Hint: Take $\dfrac{dy}{dx}$ common from the first two terms. Take all the terms containing ‘x’ one side and all the terms containing ‘y’ at another side. Integrate the side containing ‘x’ with respect to the variable x and the side containing ‘y’ with respect to the variable y.
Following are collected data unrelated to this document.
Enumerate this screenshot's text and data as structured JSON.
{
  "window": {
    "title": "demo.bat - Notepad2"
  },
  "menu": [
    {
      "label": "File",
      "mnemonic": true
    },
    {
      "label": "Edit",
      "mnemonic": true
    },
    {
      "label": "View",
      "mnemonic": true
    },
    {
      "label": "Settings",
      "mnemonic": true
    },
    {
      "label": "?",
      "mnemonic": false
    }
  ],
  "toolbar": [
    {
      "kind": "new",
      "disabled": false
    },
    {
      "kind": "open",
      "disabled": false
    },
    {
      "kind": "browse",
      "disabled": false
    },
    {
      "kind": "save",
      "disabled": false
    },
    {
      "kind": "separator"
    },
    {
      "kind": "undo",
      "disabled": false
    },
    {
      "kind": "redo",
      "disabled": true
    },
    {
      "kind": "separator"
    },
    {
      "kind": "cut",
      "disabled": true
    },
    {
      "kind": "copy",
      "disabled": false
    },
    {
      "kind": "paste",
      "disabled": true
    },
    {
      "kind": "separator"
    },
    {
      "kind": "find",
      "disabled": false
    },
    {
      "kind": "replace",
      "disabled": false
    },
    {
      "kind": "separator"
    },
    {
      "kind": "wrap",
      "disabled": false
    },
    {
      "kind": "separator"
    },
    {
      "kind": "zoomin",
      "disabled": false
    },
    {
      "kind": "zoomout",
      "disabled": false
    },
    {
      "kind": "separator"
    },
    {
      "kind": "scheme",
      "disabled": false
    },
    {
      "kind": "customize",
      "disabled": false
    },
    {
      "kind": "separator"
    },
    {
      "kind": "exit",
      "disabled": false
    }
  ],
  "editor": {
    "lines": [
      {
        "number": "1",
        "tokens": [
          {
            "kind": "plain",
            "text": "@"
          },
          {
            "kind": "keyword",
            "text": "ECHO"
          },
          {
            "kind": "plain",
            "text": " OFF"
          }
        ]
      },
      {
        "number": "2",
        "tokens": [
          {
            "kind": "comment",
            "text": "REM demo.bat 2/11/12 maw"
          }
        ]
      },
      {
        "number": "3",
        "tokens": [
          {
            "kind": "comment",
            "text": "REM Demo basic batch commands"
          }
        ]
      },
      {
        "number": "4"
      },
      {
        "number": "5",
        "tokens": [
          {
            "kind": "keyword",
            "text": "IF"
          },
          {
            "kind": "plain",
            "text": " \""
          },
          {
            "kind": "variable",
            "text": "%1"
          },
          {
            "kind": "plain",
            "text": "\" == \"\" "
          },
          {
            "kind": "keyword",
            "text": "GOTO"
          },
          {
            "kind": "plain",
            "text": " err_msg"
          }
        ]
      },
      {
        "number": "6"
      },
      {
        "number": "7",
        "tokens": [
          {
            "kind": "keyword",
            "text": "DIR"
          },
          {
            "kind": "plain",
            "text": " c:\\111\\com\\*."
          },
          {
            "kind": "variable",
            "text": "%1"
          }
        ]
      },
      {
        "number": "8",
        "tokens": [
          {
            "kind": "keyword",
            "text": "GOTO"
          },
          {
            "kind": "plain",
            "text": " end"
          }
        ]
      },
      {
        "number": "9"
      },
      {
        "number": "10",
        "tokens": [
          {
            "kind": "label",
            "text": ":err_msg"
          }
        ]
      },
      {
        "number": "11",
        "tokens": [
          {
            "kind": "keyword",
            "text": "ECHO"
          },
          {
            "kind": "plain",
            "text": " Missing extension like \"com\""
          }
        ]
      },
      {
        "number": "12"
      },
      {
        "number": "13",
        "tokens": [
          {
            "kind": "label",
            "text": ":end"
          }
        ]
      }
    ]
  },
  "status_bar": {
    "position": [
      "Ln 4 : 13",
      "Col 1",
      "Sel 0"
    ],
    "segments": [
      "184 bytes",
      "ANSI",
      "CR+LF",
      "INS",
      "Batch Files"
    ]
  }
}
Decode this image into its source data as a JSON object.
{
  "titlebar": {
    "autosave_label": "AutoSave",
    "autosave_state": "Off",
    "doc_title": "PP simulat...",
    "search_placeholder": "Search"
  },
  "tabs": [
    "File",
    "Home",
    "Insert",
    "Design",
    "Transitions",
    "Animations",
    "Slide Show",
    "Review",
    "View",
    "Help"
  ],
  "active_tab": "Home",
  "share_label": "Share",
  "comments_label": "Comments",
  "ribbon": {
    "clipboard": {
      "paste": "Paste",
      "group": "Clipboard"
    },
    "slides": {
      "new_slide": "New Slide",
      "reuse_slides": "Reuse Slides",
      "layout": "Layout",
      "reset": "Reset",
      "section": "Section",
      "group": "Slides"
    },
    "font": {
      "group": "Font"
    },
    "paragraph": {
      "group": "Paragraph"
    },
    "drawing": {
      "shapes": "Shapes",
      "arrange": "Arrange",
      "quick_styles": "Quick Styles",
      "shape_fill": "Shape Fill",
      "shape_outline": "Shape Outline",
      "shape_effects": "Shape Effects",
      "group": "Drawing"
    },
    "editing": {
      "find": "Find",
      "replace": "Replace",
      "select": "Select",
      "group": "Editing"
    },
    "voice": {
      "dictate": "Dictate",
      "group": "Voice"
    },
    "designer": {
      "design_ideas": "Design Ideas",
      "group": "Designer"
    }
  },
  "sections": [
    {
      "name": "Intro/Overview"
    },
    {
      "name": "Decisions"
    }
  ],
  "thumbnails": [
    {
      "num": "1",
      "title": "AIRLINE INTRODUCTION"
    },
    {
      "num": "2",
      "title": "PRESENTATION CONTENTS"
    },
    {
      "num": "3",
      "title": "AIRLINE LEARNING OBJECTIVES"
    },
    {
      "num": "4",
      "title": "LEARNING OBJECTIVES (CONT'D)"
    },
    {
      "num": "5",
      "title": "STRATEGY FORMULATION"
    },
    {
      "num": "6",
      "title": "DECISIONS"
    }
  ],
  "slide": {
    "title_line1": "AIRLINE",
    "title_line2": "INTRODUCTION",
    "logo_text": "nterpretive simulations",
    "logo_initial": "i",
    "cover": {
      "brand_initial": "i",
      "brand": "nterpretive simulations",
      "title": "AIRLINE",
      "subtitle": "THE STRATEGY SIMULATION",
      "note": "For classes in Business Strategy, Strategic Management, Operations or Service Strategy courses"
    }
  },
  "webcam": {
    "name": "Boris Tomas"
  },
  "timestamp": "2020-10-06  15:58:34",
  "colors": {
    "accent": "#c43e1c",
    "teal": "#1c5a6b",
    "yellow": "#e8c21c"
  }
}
Add an arbitrary constant or constant of integration at one of the sides to get the answer.

Complete step-by-step solution -
We have been given the differential equation: $\left( \dfrac{dy}{dx} \right)-x\dfrac{dy}{dx}+y=0$.
Taking $\dfrac{dy}{dx}$ common from the first two terms, we get,
$\left( \dfrac{dy}{dx} \right)\left( 1-x \right)+y=0$
This can be written as,
$\begin{aligned} & y=-\dfrac{dy}{dx}\left( 1-x \right) \\\ & \Rightarrow y=\dfrac{dy}{dx}\left( x-1 \right) \\\ \end{aligned}$
Now, separating the terms containing ‘y’ to the L.H.S and the terms containing ‘x’ to the R.H.S, we get,
$\dfrac{dy}{y}=\dfrac{dx}{\left( x-1 \right)}$
Integrating the above expression, we get,
$\int{\dfrac{dy}{y}=}\int{\dfrac{dx}{\left( x-1 \right)}}$
We know that, $\int{\dfrac{dx}{x}=}\log x$. Therefore,
$\log y=\log \left( x-1 \right)+\log c$, where $\log c$ is any arbitrary constant.
Now, using the property of logarithm given by: $\log m+\log n=\log mn$, we get,
$\log y=\log c\left( x-1 \right)$
Removing log from both sides, we get,
$\begin{aligned} & y=c\left( x-1 \right) \\\ & \Rightarrow \dfrac{y}{\left( x-1 \right)}=c \\\ \end{aligned}$

Note: One may note that, we have chosen ‘$\log c$’ and not ‘c’ as our arbitrary constant or you can say constant of integration. The reason is that we can easily use the properties of logarithm and simplify the expression. If we will use ‘c’ as the arbitrary constant then we have to use the property of exponents to simplify which will be lengthy. However, the answer will not change. The above method of finding a solution is known as a variable separable method.